# Laptop sound is fuzzy/distorted!



## jakedavi

*Hi,*

My laptop has just got back from a repair shop because of its constant restarts. They knew about the fuzzy/distorted sound as well. They got a new power adapter and said it works now and that it should have sorted out the sound problem as well.

Thats not true. 1. My laptop did restart last night. It might have been because it was overheated. (Though its never had that problem for the 5 months ive had it). 2. The sound is still fuzzy and distorted! I want to listen to music and watch films but I cannot with this horrible cracking noise coming out of the headphones and speakers. 

Also, the things I am doing on the screen seems to interfere with the fuzziness. Lets say I open a new program like Notepad or firefox etc, the fuzziness reacts and makes more noise than usual. Even when i right click, move the mouse, or minimize screens. Its so strange.

So, what is the problem here? What is making the strange noise and why does it react with what im doing?

*Many Thanks,

Jake.*


----------



## dai

in the device manager click on view at the top and show hidden devices in the dropdown
then check for any yellow alongside of anything


----------



## jakedavi

Hi, 

Thanks for your reply. I have checked in device manager and there are no yellow signs/symbols next to anything. Yet its still fuzzy..

Jake.


----------



## dai

laptops not my area i have asked someone else to take a look


----------



## jakedavi

Thank you very much.


----------



## TheMatt

It might (still) be a sound driver issue. Try updating to the latest audio driver for your laptop. What model laptop is it?


----------



## jakedavi

I did update my soundcard drivers the other day. I will post my laptop model later as I can't remember it. It is a Sony Viao though..


----------



## jakedavi

Hi,

My laptop model number is PCG-GRS515SP. Sony Vaio.

Thanks.


----------



## TheMatt

Is your CPU usage in task manager normal, or is it unusually high?


----------



## jakedavi

No, it seems low around 10% when I'm not running much. Just FireFox..


----------



## TheMatt

Download NHC Personal from my sig below and post the CPU temp that it displays.


----------



## jakedavi

CPU Temp - 36'C.

Thx.


----------



## TheMatt

The CPU overheating can't be it. This seems strange. Try a different media player. That would be my next step. VLC media player has its own codecs for many things so that would be a good place to start.
http://www.videolan.org/vlc/


----------



## jakedavi

Mhmm.. well, the noise starts as soon as I turn it on. When it loads etc. 

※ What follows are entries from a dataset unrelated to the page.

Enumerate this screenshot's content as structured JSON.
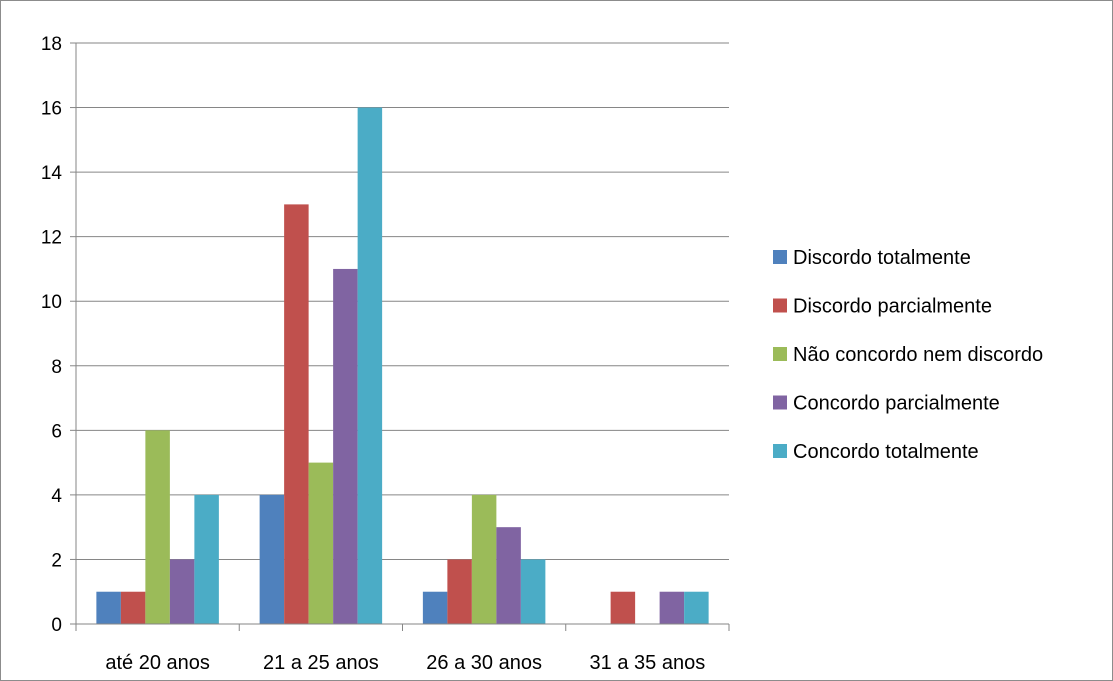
{
  "chart_data": {
    "type": "bar",
    "categories": [
      "até 20 anos",
      "21 a 25 anos",
      "26 a 30 anos",
      "31 a 35 anos"
    ],
    "series": [
      {
        "name": "Discordo totalmente",
        "color": "#4f81bd",
        "values": [
          1,
          4,
          1,
          0
        ]
      },
      {
        "name": "Discordo parcialmente",
        "color": "#c0504d",
        "values": [
          1,
          13,
          2,
          1
        ]
      },
      {
        "name": "Não concordo nem discordo",
        "color": "#9bbb59",
        "values": [
          6,
          5,
          4,
          0
        ]
      },
      {
        "name": "Concordo parcialmente",
        "color": "#8064a2",
        "values": [
          2,
          11,
          3,
          1
        ]
      },
      {
        "name": "Concordo totalmente",
        "color": "#4bacc6",
        "values": [
          4,
          16,
          2,
          1
        ]
      }
    ],
    "y_ticks": [
      "0",
      "2",
      "4",
      "6",
      "8",
      "10",
      "12",
      "14",
      "16",
      "18"
    ],
    "ylim": [
      0,
      18
    ],
    "grid": true,
    "legend_position": "right",
    "title": "",
    "xlabel": "",
    "ylabel": ""
  }
}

I think there's deffo a hardware prob because it keeps restarting all the time. But sometimes it lasts longer when the batterys in.. strange..


----------



## djscurvy22

Hi,

I had a similar problem. I am running XP SP3 and I downloaded some TV shows to watch. They were playing fine in Windows Media player (although I did not watch very much to check). Then I decided to connect my computer to my TV via S-Video (picture) and RCA to A/V (audio) cables. Well, I have no idea what happened because I had done this to watch movies before, but the sound on my laptop got extremely quiet and distorted, and I mean on everything, not just this video. If I plugged anything into the headphone jack on the laptop there was no sound at all.

I gave up on the TV idea and focused on fixing the laptop sound. I tried:
-checking and rechecking that nothing was muted or turned down
-updating windows media player and all codecs (what I was using to play the video)
-uninstalling sound card driver and reinstalling a new version
-doing two separate system restores
-restarting about 50 times in the process of trying all these things

no improvement. It was not until I stumbled upon a post where a guy said he had a similar, spontaneous audio problem that did not respond to any fixes until he "had a buffer overflow, and had to restart. The rebooting process hung up in the middle as it has a few times in the past, I had to force power off, and turn the laptop back on. Now the sound somehow works fine again..."

So I decided to 'force quit' my computer (is that a term?) by holding the power button down until the laptop shut down, and then turn it back on. THIS FIXED MY AUDIO AND SOUND PROBLEM. I have NO idea why, or how, or how that makes any sense. But maybe it'll work for you too. Worth a try.... I was about to kill myself after spending about 5 hours trying to fix this. Computers are so confusing sometimes.


----------